The Essay on Man was a work of great labour and long consideration, but
certainly not the happiest of Pope's performances. The subject is,
perhaps, not very proper for poetry, and the poet was not sufficiently
master of his subject; metaphysical morality was to him a new study; he
was proud of his acquisitions, and, supposing himself master of great
secrets, was in haste to teach what he had not learned. Thus he tells
us, in the first epistle, that from the nature of the supreme being may
be deduced an order of beings such as mankind, because infinite
excellence can do only what is best. He finds out that these beings must
be "somewhere;" and that "all the question is, whether man be in a wrong
place. " Surely if, according to the poet's Leibnitzian reasoning, we may
infer that man ought to be, only because he is, we may allow that his
place is the right place, because he has it. Supreme wisdom is not less
infallible in disposing than in creating. But what is meant by
"somewhere" and "place," and "wrong place," it had been vain to ask
Pope, who, probably, had never asked himself.

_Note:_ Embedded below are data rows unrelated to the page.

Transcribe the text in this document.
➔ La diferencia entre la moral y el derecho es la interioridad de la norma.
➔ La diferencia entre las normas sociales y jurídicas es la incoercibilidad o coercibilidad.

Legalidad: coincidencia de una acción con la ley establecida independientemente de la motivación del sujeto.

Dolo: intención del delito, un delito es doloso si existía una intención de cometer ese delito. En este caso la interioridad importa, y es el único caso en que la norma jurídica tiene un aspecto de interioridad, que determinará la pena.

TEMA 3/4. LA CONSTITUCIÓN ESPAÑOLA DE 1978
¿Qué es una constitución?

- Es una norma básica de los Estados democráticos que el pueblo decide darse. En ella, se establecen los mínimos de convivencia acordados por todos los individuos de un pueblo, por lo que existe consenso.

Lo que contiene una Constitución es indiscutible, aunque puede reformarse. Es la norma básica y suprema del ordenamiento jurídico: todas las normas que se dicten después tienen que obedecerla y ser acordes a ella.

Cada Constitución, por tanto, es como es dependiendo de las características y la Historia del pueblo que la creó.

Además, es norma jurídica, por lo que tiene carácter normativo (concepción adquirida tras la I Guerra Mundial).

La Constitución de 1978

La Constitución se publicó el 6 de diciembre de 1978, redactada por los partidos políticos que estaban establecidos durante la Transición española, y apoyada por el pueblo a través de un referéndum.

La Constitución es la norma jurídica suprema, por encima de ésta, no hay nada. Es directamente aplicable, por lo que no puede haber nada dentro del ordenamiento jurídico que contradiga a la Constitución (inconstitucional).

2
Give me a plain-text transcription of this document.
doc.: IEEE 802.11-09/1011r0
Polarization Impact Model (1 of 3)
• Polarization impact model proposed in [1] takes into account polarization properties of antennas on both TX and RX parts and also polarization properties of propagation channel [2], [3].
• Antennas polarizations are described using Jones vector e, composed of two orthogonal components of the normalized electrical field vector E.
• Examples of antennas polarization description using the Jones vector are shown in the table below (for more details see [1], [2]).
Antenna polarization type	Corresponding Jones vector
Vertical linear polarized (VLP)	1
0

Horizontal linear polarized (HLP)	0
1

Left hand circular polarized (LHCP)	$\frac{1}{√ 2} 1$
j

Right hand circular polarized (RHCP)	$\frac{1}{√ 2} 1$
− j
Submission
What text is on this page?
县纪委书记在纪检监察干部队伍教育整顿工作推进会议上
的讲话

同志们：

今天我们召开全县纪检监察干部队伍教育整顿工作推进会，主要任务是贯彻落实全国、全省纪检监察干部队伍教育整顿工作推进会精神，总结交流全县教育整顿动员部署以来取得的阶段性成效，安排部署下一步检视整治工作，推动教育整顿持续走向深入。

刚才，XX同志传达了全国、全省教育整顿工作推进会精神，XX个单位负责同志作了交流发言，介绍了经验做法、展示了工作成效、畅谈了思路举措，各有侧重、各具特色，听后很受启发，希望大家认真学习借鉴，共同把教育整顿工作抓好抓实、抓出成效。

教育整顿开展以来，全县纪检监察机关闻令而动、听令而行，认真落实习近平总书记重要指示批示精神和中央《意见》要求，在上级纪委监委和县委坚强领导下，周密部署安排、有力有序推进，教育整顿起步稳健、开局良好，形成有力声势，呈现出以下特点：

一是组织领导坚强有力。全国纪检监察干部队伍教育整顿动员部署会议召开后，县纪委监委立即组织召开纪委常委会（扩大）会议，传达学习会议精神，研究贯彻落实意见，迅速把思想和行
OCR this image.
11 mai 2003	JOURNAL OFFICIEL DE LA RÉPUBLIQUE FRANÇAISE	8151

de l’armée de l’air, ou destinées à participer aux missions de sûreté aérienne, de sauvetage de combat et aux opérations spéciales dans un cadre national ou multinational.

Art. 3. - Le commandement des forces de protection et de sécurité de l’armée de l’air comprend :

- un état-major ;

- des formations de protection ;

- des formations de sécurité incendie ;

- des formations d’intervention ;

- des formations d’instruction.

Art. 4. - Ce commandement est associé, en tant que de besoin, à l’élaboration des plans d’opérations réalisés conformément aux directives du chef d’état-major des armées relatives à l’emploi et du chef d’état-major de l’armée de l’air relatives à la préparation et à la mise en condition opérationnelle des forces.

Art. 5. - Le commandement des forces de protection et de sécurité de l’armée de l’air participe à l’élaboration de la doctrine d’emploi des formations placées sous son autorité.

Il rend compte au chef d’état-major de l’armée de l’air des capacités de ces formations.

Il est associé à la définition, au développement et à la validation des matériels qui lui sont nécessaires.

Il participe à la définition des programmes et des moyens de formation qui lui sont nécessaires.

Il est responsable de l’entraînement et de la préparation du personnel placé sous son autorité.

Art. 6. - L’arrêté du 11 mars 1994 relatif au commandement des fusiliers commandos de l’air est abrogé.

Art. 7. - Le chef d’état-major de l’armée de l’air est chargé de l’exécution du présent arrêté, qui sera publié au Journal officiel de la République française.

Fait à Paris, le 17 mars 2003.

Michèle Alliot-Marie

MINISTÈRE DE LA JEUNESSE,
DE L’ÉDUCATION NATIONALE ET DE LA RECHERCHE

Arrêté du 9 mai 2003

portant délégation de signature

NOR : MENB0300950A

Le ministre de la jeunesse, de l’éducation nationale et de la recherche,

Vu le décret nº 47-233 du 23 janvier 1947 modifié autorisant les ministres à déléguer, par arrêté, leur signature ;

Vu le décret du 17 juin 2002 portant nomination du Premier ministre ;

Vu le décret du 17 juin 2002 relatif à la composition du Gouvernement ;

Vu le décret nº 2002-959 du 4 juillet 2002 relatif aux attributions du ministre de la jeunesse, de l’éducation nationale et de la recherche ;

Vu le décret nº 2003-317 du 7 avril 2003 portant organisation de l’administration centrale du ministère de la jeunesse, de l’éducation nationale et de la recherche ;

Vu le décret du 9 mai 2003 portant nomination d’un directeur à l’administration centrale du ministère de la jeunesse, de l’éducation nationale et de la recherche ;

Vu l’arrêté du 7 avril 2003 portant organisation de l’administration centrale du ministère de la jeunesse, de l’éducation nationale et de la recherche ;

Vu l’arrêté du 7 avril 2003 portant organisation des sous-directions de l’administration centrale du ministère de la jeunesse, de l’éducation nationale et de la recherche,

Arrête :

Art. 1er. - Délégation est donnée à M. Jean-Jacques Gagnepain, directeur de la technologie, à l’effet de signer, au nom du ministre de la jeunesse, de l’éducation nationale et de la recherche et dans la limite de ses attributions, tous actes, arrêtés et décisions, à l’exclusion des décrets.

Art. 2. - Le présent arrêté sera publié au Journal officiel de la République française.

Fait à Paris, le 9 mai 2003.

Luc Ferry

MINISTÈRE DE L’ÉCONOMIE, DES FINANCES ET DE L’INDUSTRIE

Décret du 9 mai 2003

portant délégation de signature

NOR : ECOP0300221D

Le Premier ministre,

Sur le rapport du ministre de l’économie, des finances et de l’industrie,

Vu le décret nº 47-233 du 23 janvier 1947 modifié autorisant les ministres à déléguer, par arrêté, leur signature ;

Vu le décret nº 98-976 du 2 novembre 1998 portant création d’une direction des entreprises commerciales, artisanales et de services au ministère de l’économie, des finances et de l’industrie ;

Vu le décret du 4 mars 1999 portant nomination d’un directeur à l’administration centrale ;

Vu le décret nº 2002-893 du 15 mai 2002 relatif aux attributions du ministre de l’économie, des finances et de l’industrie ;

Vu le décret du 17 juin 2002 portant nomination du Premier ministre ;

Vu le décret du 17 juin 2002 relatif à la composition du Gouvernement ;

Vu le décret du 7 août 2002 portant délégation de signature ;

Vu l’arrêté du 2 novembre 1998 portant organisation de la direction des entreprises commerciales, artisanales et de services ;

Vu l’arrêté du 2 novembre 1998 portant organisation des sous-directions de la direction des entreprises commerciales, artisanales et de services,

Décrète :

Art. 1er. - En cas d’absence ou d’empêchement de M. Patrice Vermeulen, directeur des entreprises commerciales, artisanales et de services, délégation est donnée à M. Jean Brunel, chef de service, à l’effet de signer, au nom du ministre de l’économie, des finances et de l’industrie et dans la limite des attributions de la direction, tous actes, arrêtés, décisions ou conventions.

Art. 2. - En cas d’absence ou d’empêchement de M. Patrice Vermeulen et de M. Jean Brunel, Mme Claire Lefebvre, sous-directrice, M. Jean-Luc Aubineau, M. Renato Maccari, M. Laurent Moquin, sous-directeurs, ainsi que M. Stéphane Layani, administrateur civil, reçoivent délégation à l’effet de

Having exalted himself into the chair of wisdom, he tells us much that
every man knows, and much that he does not know himself; that we see but
little, and that the order of the universe is beyond our comprehension;
an opinion not very uncommon: and that there is a chain of subordinate
beings "from infinite to nothing," of which himself and his readers are
equally ignorant. But he gives us one comfort, which, without his help,
he supposes unattainable, in the position "that though we are fools, yet
God is wise. "
This essay affords an egregious instance of the predominance of genius,
the dazzling splendour of imagery, and the seductive powers of
eloquence. Never were penury of knowledge and vulgarity of sentiment so
happily disguised. The reader feels his mind full, though he learns
nothing; and, when he meets it in its new array, no longer knows the
talk of his mother and his nurse. When these wonder-working sounds sink
into sense, and the doctrine of the essay, disrobed of its ornaments, is
left to the powers of its naked excellence, what shall we discover? That
we are, in comparison with our creator, very weak and ignorant; that we
do not uphold the chain of existence; and that we could not make one
another with more skill than we are made. We may learn yet more: that
the arts of human life were copied from the instinctive operations of
other animals; that if the world be made for man, it may be said that
man was made for geese. To these profound principles of natural
knowledge are added some moral instructions equally new; that
self-interest, well understood, will produce social concord; that men
are mutual gainers by mutual benefits; that evil is sometimes balanced
by good; that human advantages are unstable and fallacious, of uncertain
duration and doubtful effect; that our true honour is, not to have a
great part, but to act it well; that virtue only is our own; and that
happiness is always in our power.
Surely a man of no very comprehensive search may venture to say that he
has heard all this before; but it was never till now recommended by such
a blaze of embellishment, or such sweetness of melody. The vigorous
contraction of some thoughts, the luxuriant amplification of others, the
incidental illustrations, and sometimes the dignity, sometimes the
softness of the verses, enchain philosophy, suspend criticism, and
oppress judgment by overpowering pleasure.